Туська попила чаю со своим соседом по купе. Латыш, проходя мимо, каждый раз чуть тормозил возле приоткрытой двери. Рудик сыпал анекдотами, оттачивая их на Туське. А она была очень благодарным слушателем – хохотала как сумасшедшая.
Валдис старался запоминать анекдоты, но переспросить стеснялся. Надеялся, что потом вспомнит.

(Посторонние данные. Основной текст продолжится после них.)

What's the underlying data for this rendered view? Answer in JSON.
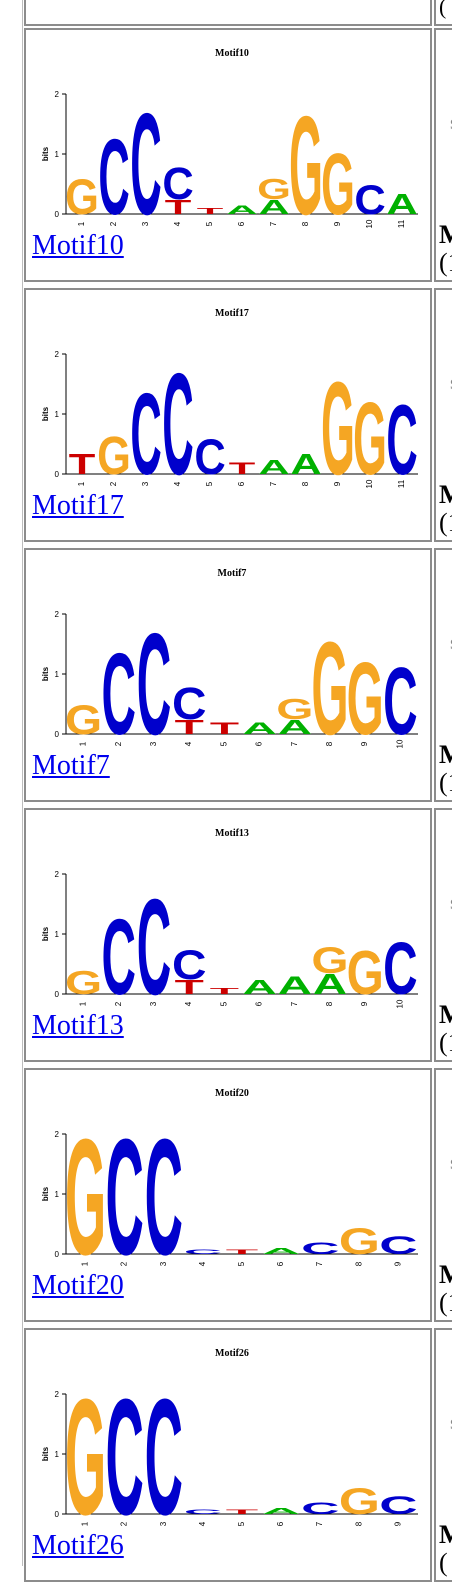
{
  "page": {
    "background": "#ffffff"
  },
  "top_partial": {
    "side_text": "("
  },
  "motifs": [
    {
      "title": "Motif10",
      "link": "Motif10",
      "side_s": "s",
      "side_m": "M",
      "side_p": "(1"
    },
    {
      "title": "Motif17",
      "link": "Motif17",
      "side_s": "s",
      "side_m": "M",
      "side_p": "(1"
    },
    {
      "title": "Motif7",
      "link": "Motif7",
      "side_s": "s",
      "side_m": "M",
      "side_p": "(1"
    },
    {
      "title": "Motif13",
      "link": "Motif13",
      "side_s": "s",
      "side_m": "M",
      "side_p": "(1"
    },
    {
      "title": "Motif20",
      "link": "Motif20",
      "side_s": "s",
      "side_m": "M",
      "side_p": "(1"
    },
    {
      "title": "Motif26",
      "link": "Motif26",
      "side_s": "s",
      "side_m": "M",
      "side_p": "("
    }
  ],
  "axis": {
    "ylabel": "bits",
    "yticks": [
      "0",
      "1",
      "2"
    ]
  },
  "colors": {
    "A": "#00b000",
    "C": "#0000cc",
    "G": "#f5a623",
    "T": "#cc0000"
  },
  "logos": [
    {
      "positions": [
        "1",
        "2",
        "3",
        "4",
        "5",
        "6",
        "7",
        "8",
        "9",
        "10",
        "11"
      ],
      "letters": [
        [
          "G"
        ],
        [
          "C"
        ],
        [
          "C"
        ],
        [
          "C",
          "T"
        ],
        [
          "T"
        ],
        [
          "A"
        ],
        [
          "G",
          "A"
        ],
        [
          "G"
        ],
        [
          "G"
        ],
        [
          "C"
        ],
        [
          "A"
        ]
      ],
      "heights": [
        [
          0.6
        ],
        [
          1.3
        ],
        [
          1.75
        ],
        [
          0.55,
          0.25
        ],
        [
          0.1
        ],
        [
          0.15
        ],
        [
          0.35,
          0.25
        ],
        [
          1.7
        ],
        [
          1.05
        ],
        [
          0.5
        ],
        [
          0.35
        ]
      ]
    },
    {
      "positions": [
        "1",
        "2",
        "3",
        "4",
        "5",
        "6",
        "7",
        "8",
        "9",
        "10",
        "11"
      ],
      "letters": [
        [
          "T"
        ],
        [
          "G"
        ],
        [
          "C"
        ],
        [
          "C"
        ],
        [
          "C"
        ],
        [
          "T"
        ],
        [
          "A"
        ],
        [
          "A"
        ],
        [
          "G"
        ],
        [
          "G"
        ],
        [
          "C"
        ]
      ],
      "heights": [
        [
          0.35
        ],
        [
          0.65
        ],
        [
          1.4
        ],
        [
          1.75
        ],
        [
          0.6
        ],
        [
          0.2
        ],
        [
          0.25
        ],
        [
          0.35
        ],
        [
          1.6
        ],
        [
          1.25
        ],
        [
          1.2
        ]
      ]
    },
    {
      "positions": [
        "1",
        "2",
        "3",
        "4",
        "5",
        "6",
        "7",
        "8",
        "9",
        "10"
      ],
      "letters": [
        [
          "G"
        ],
        [
          "C"
        ],
        [
          "C"
        ],
        [
          "C",
          "T"
        ],
        [
          "T"
        ],
        [
          "A"
        ],
        [
          "G",
          "A"
        ],
        [
          "G"
        ],
        [
          "G"
        ],
        [
          "C"
        ]
      ],
      "heights": [
        [
          0.5
        ],
        [
          1.4
        ],
        [
          1.75
        ],
        [
          0.55,
          0.25
        ],
        [
          0.2
        ],
        [
          0.2
        ],
        [
          0.35,
          0.25
        ],
        [
          1.6
        ],
        [
          1.25
        ],
        [
          1.15
        ]
      ]
    },
    {
      "positions": [
        "1",
        "2",
        "3",
        "4",
        "5",
        "6",
        "7",
        "8",
        "9",
        "10"
      ],
      "letters": [
        [
          "G"
        ],
        [
          "C"
        ],
        [
          "C"
        ],
        [
          "C",
          "T"
        ],
        [
          "T"
        ],
        [
          "A"
        ],
        [
          "A"
        ],
        [
          "G",
          "A"
        ],
        [
          "G"
        ],
        [
          "C"
        ]
      ],
      "heights": [
        [
          0.4
        ],
        [
          1.3
        ],
        [
          1.65
        ],
        [
          0.5,
          0.25
        ],
        [
          0.1
        ],
        [
          0.25
        ],
        [
          0.3
        ],
        [
          0.45,
          0.35
        ],
        [
          0.75
        ],
        [
          0.9
        ]
      ]
    },
    {
      "positions": [
        "1",
        "2",
        "3",
        "4",
        "5",
        "6",
        "7",
        "8",
        "9"
      ],
      "letters": [
        [
          "G"
        ],
        [
          "C"
        ],
        [
          "C"
        ],
        [
          "C"
        ],
        [
          "T"
        ],
        [
          "A"
        ],
        [
          "C"
        ],
        [
          "G"
        ],
        [
          "C"
        ]
      ],
      "heights": [
        [
          2.0
        ],
        [
          2.0
        ],
        [
          2.0
        ],
        [
          0.08
        ],
        [
          0.08
        ],
        [
          0.1
        ],
        [
          0.2
        ],
        [
          0.45
        ],
        [
          0.3
        ]
      ]
    },
    {
      "positions": [
        "1",
        "2",
        "3",
        "4",
        "5",
        "6",
        "7",
        "8",
        "9"
      ],
      "letters": [
        [
          "G"
        ],
        [
          "C"
        ],
        [
          "C"
        ],
        [
          "C"
        ],
        [
          "T"
        ],
        [
          "A"
        ],
        [
          "C"
        ],
        [
          "G"
        ],
        [
          "C"
        ]
      ],
      "heights": [
        [
          2.0
        ],
        [
          2.0
        ],
        [
          2.0
        ],
        [
          0.08
        ],
        [
          0.08
        ],
        [
          0.1
        ],
        [
          0.2
        ],
        [
          0.45
        ],
        [
          0.3
        ]
      ]
    }
  ]
}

Наконец настало время ложиться спать. Давясь от хохота, Рудик и Туська решили не закрывать дверь – «чтобы все нам завидовали». Потом он все же вышел и дал ей переодеться. Она, радуясь, что у нее есть летнее платье, в котором можно было элегантно прилечь, быстро постелила постель и легла, натянув одеяло с простыней до глаз. Освобождать соседу купе она не собиралась.
Рудик быстро лег, и некоторое время они лежали молча. Туся думала, сказать или не сказать, что она храпит.
– Между прочим, я храплю, как денщик, – сообщила она соседу. Тот вынул беруши и спросил, что она сказала.
Повторять не хотелось. Она сказала:
– Надо занавеску спустить. Свет в глаза!
Это был как бы намек, чтобы это сделал Рудик, но тот уже запихнул свои беруши. Пришлось самой вылезти из-под одеяла и, радуясь своему летнему платью, потянуть вниз тяжелую штору.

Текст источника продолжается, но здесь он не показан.